Hepatic artery thrombosis (HAT) is the most common vascular complication after liver transplantation, occurring in 2–5% of liver transplant recipients. As such, HAT is a major cause of morbidity and graft loss after liver transplantation. In many instances, HAT occurs soon after surgery for technical reasons, but HAT can also occur several months after transplantation due to factors such as graft rejection or sepsis. Zoe Stewart and colleagues now show that donor age is associated with late graft loss induced by HAT.

The researchers identified 1,246 patients with graft loss caused by HAT from the United Network for Organ Sharing database of adult deceased donor liver transplants from 1987 to 2006 and performed univariate and multivariate analyses to identify donor and graft risk factors. “Previous studies have mostly been performed in one center with a small number of patients, so they were underpowered to find the predisposing factors that led to HAT, such as the use of older donors”, explains Andrew Cameron, the corresponding author on the study.

Univariate log regression analysis showed that recipients who had undergone a previous transplant, were ventilator dependent, or received a split graft, had a significantly increased risk of graft loss from HAT. The donor risk index—for which donor age is a dominant feature—was also predictive of graft loss from HAT.

Characteristics independently associated with increased risk of graft loss from HAT were donor death from an intracerebral hemorrhage, donor age ≥50 years, recipients with a history of a previous transplant and patients receiving a split graft. Donor age ≥50 years was strongly associated with an increased risk of graft loss from late HAT (>90 days after transplantation; relative risk [RR] = 1.94, P <0.001), but not from early HAT (RR = 1.14, P = 0.067). By contrast, previous transplantation (RR = 1.3, P = 0.001) or receiving a split graft (RR = 1.63, P = 0.03) were specifically associated with an increased risk of graft loss from early HAT (≤90 days after transplantation).
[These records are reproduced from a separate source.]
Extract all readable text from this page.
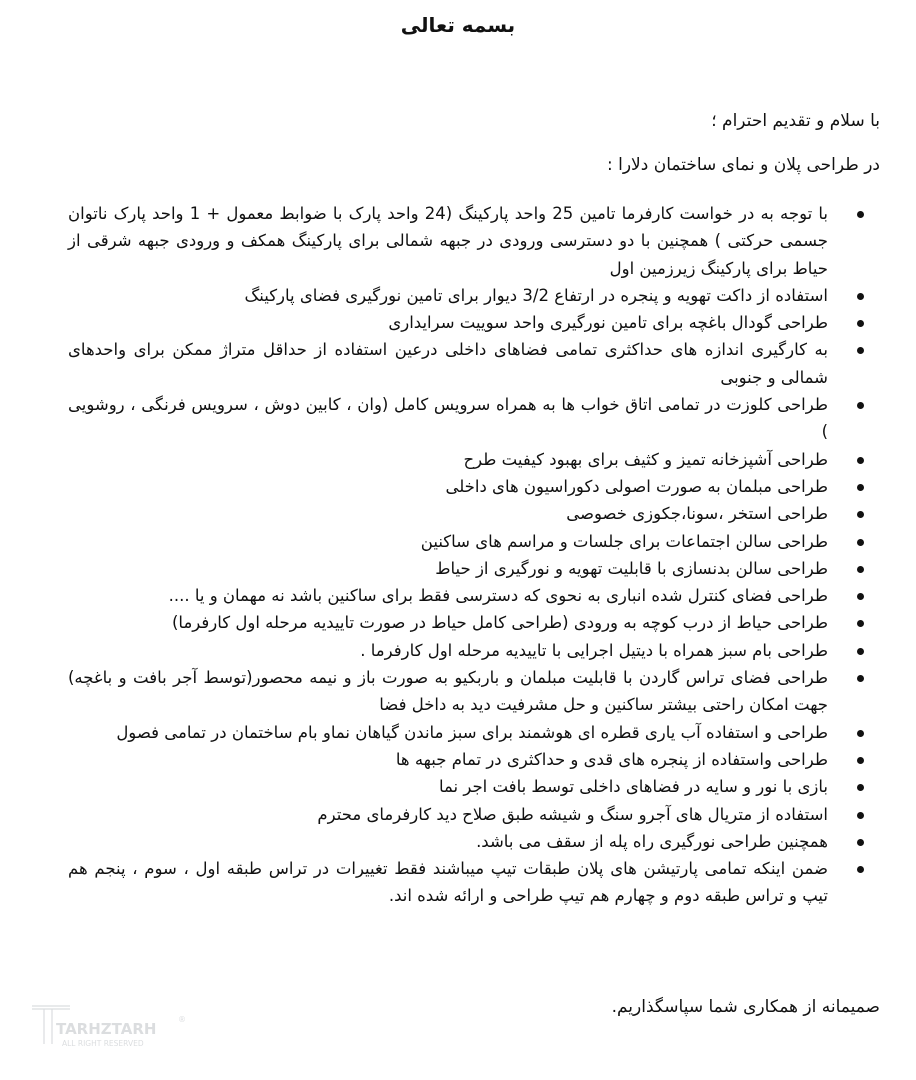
بسمه تعالی
با سلام و تقدیم احترام ؛
در طراحی پلان و نمای ساختمان دلارا :
با توجه به در خواست کارفرما تامین 25 واحد پارکینگ (24 واحد پارک با ضوابط معمول + 1 واحد پارک ناتوان جسمی حرکتی ) همچنین با دو دسترسی ورودی در جبهه شمالی برای پارکینگ همکف و ورودی جبهه شرقی از حیاط برای پارکینگ زیرزمین اول
استفاده از داکت تهویه و پنجره در ارتفاع 3/2 دیوار برای تامین نورگیری فضای پارکینگ
طراحی گودال باغچه برای تامین نورگیری واحد سوییت سرایداری
به کارگیری اندازه های حداکثری تمامی فضاهای داخلی درعین استفاده از حداقل متراژ ممکن برای واحدهای شمالی و جنوبی
طراحی کلوزت در تمامی اتاق خواب ها به همراه سرویس کامل (وان ، کابین دوش ، سرویس فرنگی ، روشویی )
طراحی آشپزخانه تمیز و کثیف برای بهبود کیفیت طرح
طراحی مبلمان به صورت اصولی دکوراسیون های داخلی
طراحی استخر ،سونا،جکوزی خصوصی
طراحی سالن اجتماعات برای جلسات و مراسم های ساکنین
طراحی سالن بدنسازی با قابلیت تهویه و نورگیری از حیاط
طراحی فضای کنترل شده انباری به نحوی که دسترسی فقط برای ساکنین باشد نه مهمان و یا ....
طراحی حیاط از درب کوچه به ورودی (طراحی کامل حیاط در صورت تاییدیه مرحله اول کارفرما)
طراحی بام سبز همراه با دیتیل اجرایی با تاییدیه مرحله اول کارفرما .
طراحی فضای تراس گاردن با قابلیت مبلمان و باربکیو به صورت باز و نیمه محصور(توسط آجر بافت و باغچه) جهت امکان راحتی بیشتر ساکنین و حل مشرفیت دید به داخل فضا
طراحی و استفاده آب یاری قطره ای هوشمند برای سبز ماندن گیاهان نماو بام ساختمان در تمامی فصول
طراحی واستفاده از پنجره های قدی و حداکثری در تمام جبهه ها
بازی با نور و سایه در فضاهای داخلی توسط بافت اجر نما
استفاده از متریال های آجرو سنگ و شیشه طبق صلاح دید کارفرمای محترم
همچنین طراحی نورگیری راه پله از سقف می باشد.
ضمن اینکه تمامی پارتیشن های پلان طبقات تیپ میباشند فقط تغییرات در تراس طبقه اول ، سوم ، پنجم هم تیپ و تراس طبقه دوم و چهارم هم تیپ طراحی و ارائه شده اند.
صمیمانه از همکاری شما سپاسگذاریم.
TARHZTARH
®
ALL RIGHT RESERVED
In a separate analysis, the investigators analyzed 7,438 patients who had received allografts from donors ≥60 years of age. The incidence of graft loss from HAT was 2.7% for donors aged 50–59 (RR = 1.35, P <0.001), 3.0% for donors aged 60–69 (RR = 0.52, P <0.001) and 3.2% for donors ≥70 years of age (RR = 1.61, P <0.001).
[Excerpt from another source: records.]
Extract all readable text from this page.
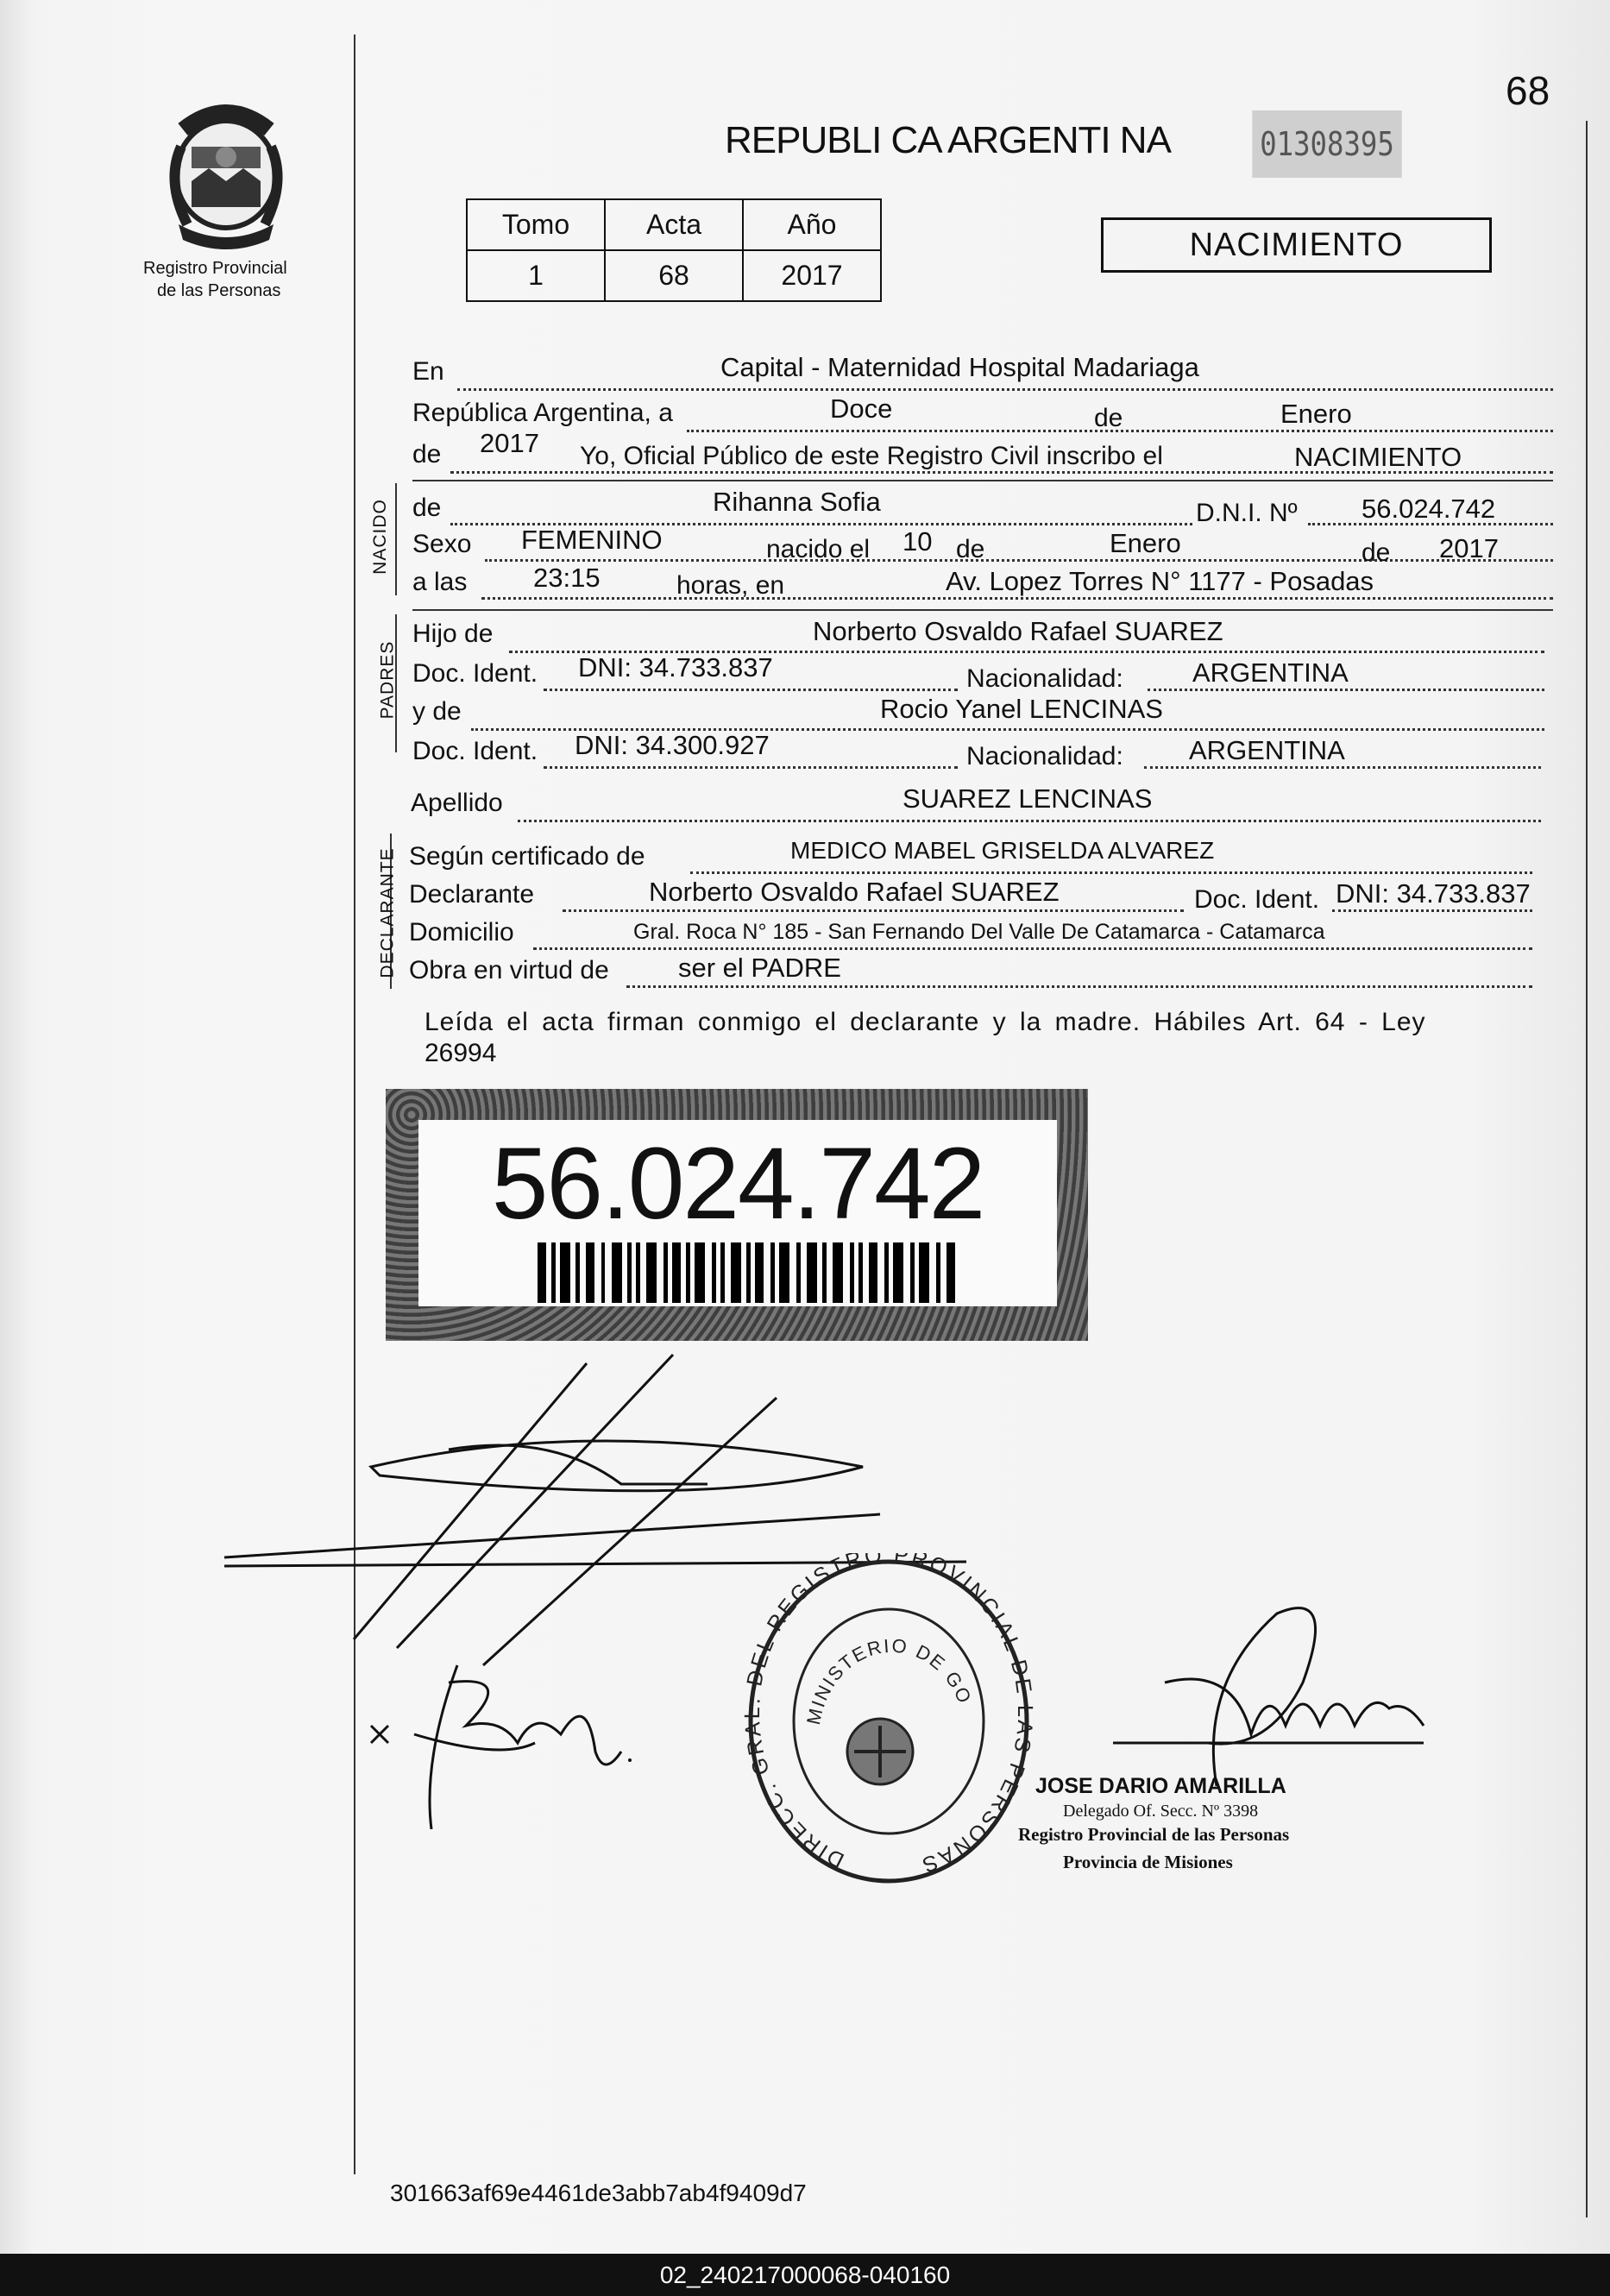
68
Registro Provincial
de las Personas
REPUBLI CA ARGENTI NA	01308395
Tomo	Acta	Año
1	68	2017
NACIMIENTO
En	Capital - Maternidad Hospital Madariaga
República Argentina, a	Doce	de	Enero
de 2017 Yo, Oficial Público de este Registro Civil inscribo el	NACIMIENTO
NACIDO de	Rihanna Sofia	D.N.I. Nº 56.024.742
Sexo FEMENINO	nacido el 10 de	Enero	de 2017
a las 23:15	horas, en	Av. Lopez Torres N° 1177 - Posadas
PADRES
Hijo de	Norberto Osvaldo Rafael SUAREZ
Doc. Ident. DNI: 34.733.837	Nacionalidad:	ARGENTINA
y de	Rocio Yanel LENCINAS
Doc. Ident. DNI: 34.300.927	Nacionalidad: ARGENTINA
Apellido	SUAREZ LENCINAS
DECLARANTE Según certificado de	MEDICO MABEL GRISELDA ALVAREZ
Declarante	Norberto Osvaldo Rafael SUAREZ	Doc. Ident. DNI: 34.733.837
Domicilio	Gral. Roca N° 185 - San Fernando Del Valle De Catamarca - Catamarca
Obra en virtud de	ser el PADRE
Leída el acta firman conmigo el declarante y la madre. Hábiles Art. 64 - Ley
26994
56.024.742
DIRECC. GRAL. DEL REGISTRO PROVINCIAL DE LAS PERSONAS
MINISTERIO DE GO
JOSE DARIO AMARILLA
Delegado Of. Secc. Nº 3398
Registro Provincial de las Personas
Provincia de Misiones
301663af69e4461de3abb7ab4f9409d7
02_240217000068-040160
This study included the largest cohort of patients with HAT reported in the literature to date. The finding that donor age ≥50 years is associated with late HAT suggests that the increased risk could be secondary to factors intrinsic to the graft vasculature, as most early HAT is related to technical factors and vessel caliber.
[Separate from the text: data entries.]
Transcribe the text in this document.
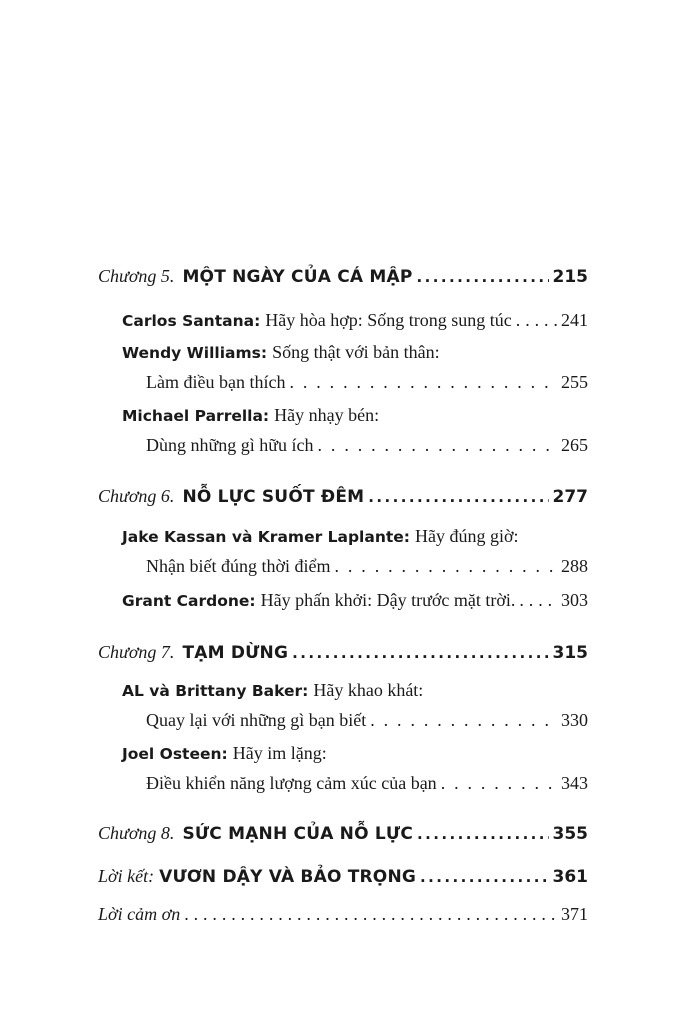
Chương 5. MỘT NGÀY CỦA CÁ MẬP . . .	215
Carlos Santana: Hãy hòa hợp: Sống trong sung túc . . .	241
Wendy Williams: Sống thật với bản thân:
Làm điều bạn thích . . .	255
Michael Parrella: Hãy nhạy bén:
Dùng những gì hữu ích . . .	265
Chương 6. NỖ LỰC SUỐT ĐÊM . . .	277
Jake Kassan và Kramer Laplante: Hãy đúng giờ:
Nhận biết đúng thời điểm . . .	288
Grant Cardone: Hãy phấn khởi: Dậy trước mặt trời. . . .	303
Chương 7. TẠM DỪNG . . .	315
AL và Brittany Baker: Hãy khao khát:
Quay lại với những gì bạn biết . . .	330
Joel Osteen: Hãy im lặng:
Điều khiển năng lượng cảm xúc của bạn . . .	343
Chương 8. SỨC MẠNH CỦA NỖ LỰC . . .	355
Lời kết: VƯƠN DẬY VÀ BẢO TRỌNG . . .	361
Lời cảm ơn . . .	371
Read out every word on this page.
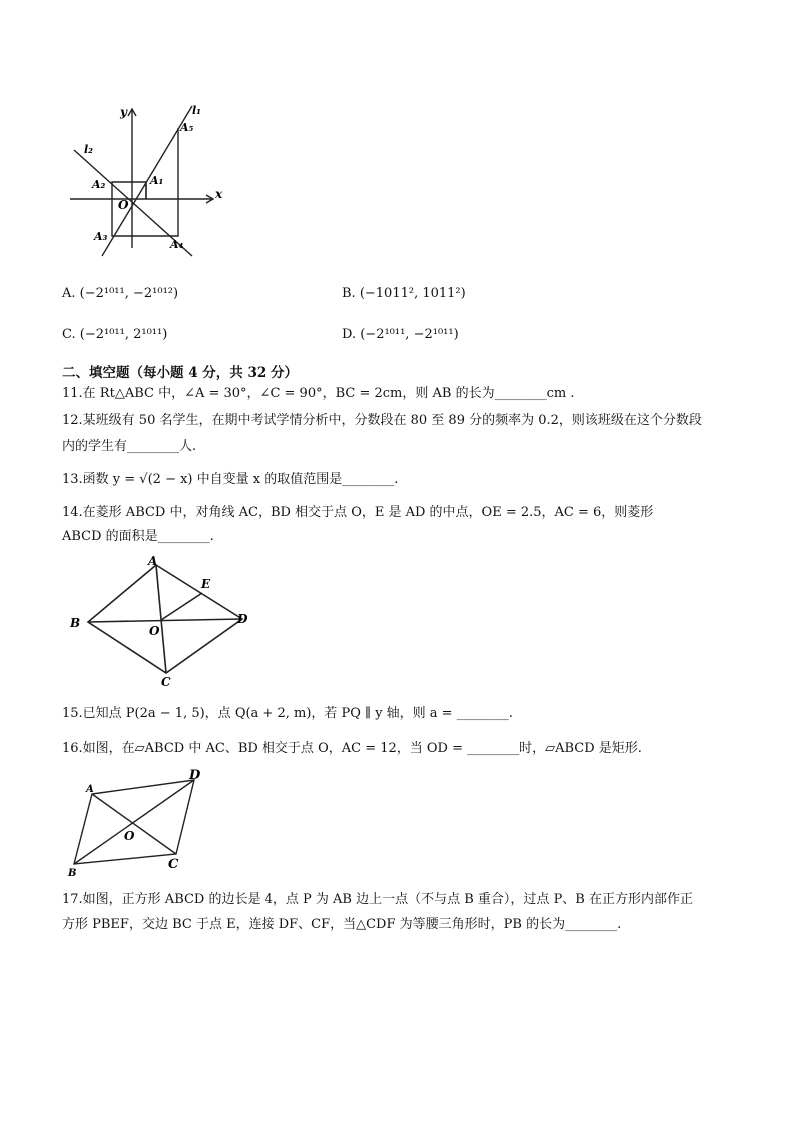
y
x
l₁
l₂
O
A₁
A₂
A₃
A₄
A₅
A. (−2¹⁰¹¹, −2¹⁰¹²)	B. (−1011², 1011²)
C. (−2¹⁰¹¹, 2¹⁰¹¹)	D. (−2¹⁰¹¹, −2¹⁰¹¹)
二、填空题（每小题 4 分，共 32 分）
11.在 Rt△ABC 中，∠A = 30°，∠C = 90°，BC = 2cm，则 AB 的长为________cm .
12.某班级有 50 名学生，在期中考试学情分析中，分数段在 80 至 89 分的频率为 0.2，则该班级在这个分数段
内的学生有________人.
13.函数 y = √(2 − x) 中自变量 x 的取值范围是________.
14.在菱形 ABCD 中，对角线 AC，BD 相交于点 O，E 是 AD 的中点，OE = 2.5，AC = 6，则菱形
ABCD 的面积是________.
A
E
B	D
O
C
15.已知点 P(2a − 1, 5)，点 Q(a + 2, m)，若 PQ ∥ y 轴，则 a = ________.
16.如图，在▱ABCD 中 AC、BD 相交于点 O，AC = 12，当 OD = ________时，▱ABCD 是矩形.
A
D
O
B
C
17.如图，正方形 ABCD 的边长是 4，点 P 为 AB 边上一点（不与点 B 重合），过点 P、B 在正方形内部作正
方形 PBEF，交边 BC 于点 E，连接 DF、CF，当△CDF 为等腰三角形时，PB 的长为________.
There is a trend in the USA, where this study was conducted, towards the use of older donors. In 1990 only 13% of donors were >50 years of age, but by 2005 >40% of donors of liver allografts were >50 years of age. “The implications of our findings are that as we use more and more older donors we might have to use more aggressive surveillance strategies to identify patients with impending HAT, or even anticoagulate our patients who are at high risk for HAT”, comments Cameron. Additional studies are needed to assess if patients receiving allografts from donors >50 years of age would benefit from postoperative antiplatelet therapy to help reduce the risk of graft loss from HAT.